A transmission puzzle may be getting clearer

Mpox may be spreading more often through people without symptoms than public health guidance previously assumed. That is the implication of a Kaiser Permanente study of nearly 8,000 men, which found that mpox in mid- to late 2024 was more common among men who have sex with men than earlier estimates suggested, with asymptomatic infections accounting for most of the cases detected in the study sample.

The work, published in Nature Communications, addresses a persistent epidemiological problem. During the 2022 global outbreak and its aftermath, many infections appeared to have no obvious connection to a symptomatic partner, even though prevailing assumptions held that people with visible symptoms were the main drivers of spread.

What the researchers found

To investigate, researchers tested rectal swabs originally collected for other sexually transmitted infection screening among men who have sex with men in Southern California during the summer and early fall of 2024. They then linked those findings to electronic health record monitoring for new mpox diagnoses in Kaiser Permanente Southern California.

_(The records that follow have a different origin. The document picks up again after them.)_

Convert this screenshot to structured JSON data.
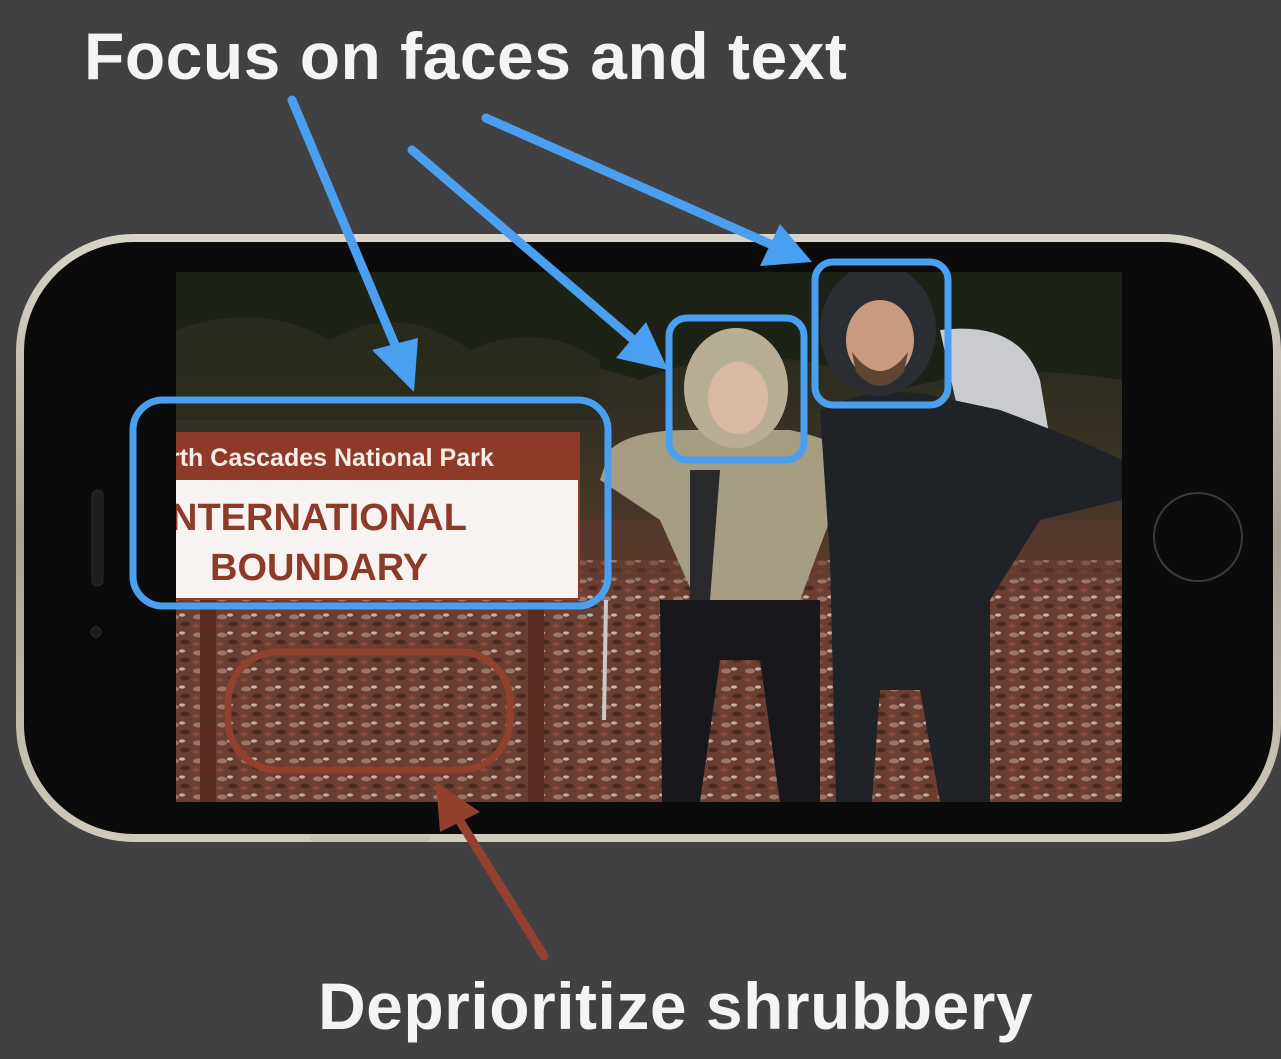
{
  "captions": {
    "top": "Focus on faces and text",
    "bottom": "Deprioritize shrubbery"
  },
  "sign": {
    "park_name": "rth Cascades National Park",
    "line1": "NTERNATIONAL",
    "line2": "BOUNDARY"
  },
  "colors": {
    "background": "#414144",
    "focus": "#4a9ff0",
    "deprioritize": "#93402f",
    "text": "#f4f4f4",
    "sign_brown": "#8d3a29"
  },
  "icons": {
    "focus_boxes": "rounded-rectangle-outline",
    "arrows": "arrow-icon",
    "phone": "smartphone-landscape"
  }
}
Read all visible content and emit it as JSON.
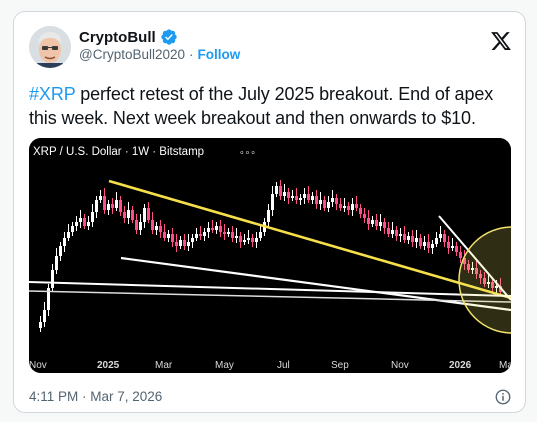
{
  "tweet": {
    "author": {
      "display_name": "CryptoBull",
      "handle": "@CryptoBull2020",
      "separator": "·",
      "follow_label": "Follow",
      "verified_color": "#1d9bf0"
    },
    "text_parts": {
      "hashtag": "#XRP",
      "body": " perfect retest of the July 2025 breakout. End of apex this week. Next week breakout and then onwards to $10."
    },
    "timestamp": "4:11 PM · Mar 7, 2026",
    "icons": [
      "verified-badge-icon",
      "x-logo-icon",
      "info-icon"
    ]
  },
  "chart": {
    "header_label": "XRP / U.S. Dollar · 1W · Bitstamp",
    "menu_dots": "∘∘∘",
    "x_labels": [
      "Nov",
      "2025",
      "Mar",
      "May",
      "Jul",
      "Sep",
      "Nov",
      "2026",
      "Mar"
    ],
    "colors": {
      "background": "#000000",
      "up_candle": "#ffffff",
      "down_candle": "#ff4f8b",
      "trendline_yellow": "#f5e04a",
      "trendline_white": "#ffffff",
      "highlight_circle": "#f2e36b"
    }
  }
}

The result was striking. Roughly 1% of the men tested had asymptomatic mpox infections, according to the supplied source text. The study’s senior author said the findings suggest infected people can pose a risk of transmitting the virus even in the absence of clinical symptoms.

If correct, that would help explain why many cases have lacked known ties to symptomatic exposure.

Why the findings matter

The study does not merely add another estimate of prevalence. It challenges a core practical assumption that has shaped how mpox risk is communicated. The U.S. Centers for Disease Control and Prevention has advised that people with symptoms drive transmission, but this dataset points to a more complex reality.

That matters for both surveillance and prevention. If symptom-free infections are common enough to contribute meaningfully to spread, case counts based only on clinical diagnosis may miss a larger reservoir of infection. Public health strategies that rely too heavily on visible symptoms could then undershoot the true pattern of transmission.

It also has implications for how clinicians and community health programs think about routine testing and risk communication in higher-incidence populations.

Caution and consequence

The supplied source does not claim that asymptomatic transmission is the only explanation for ongoing mpox spread, nor does it erase the importance of identifying and isolating symptomatic cases. But it does suggest that symptom-based models may be incomplete.

That has real-world consequences because mpox has continued to circulate despite vaccination availability. A clearer understanding of silent spread could help explain why the disease has proven harder to suppress than some early assumptions suggested.

The broader lesson is familiar from other outbreaks: when a pathogen can move through people who do not realize they are infected, public health systems lose one of their simplest detection tools. This study suggests mpox may fit that pattern more than previously understood.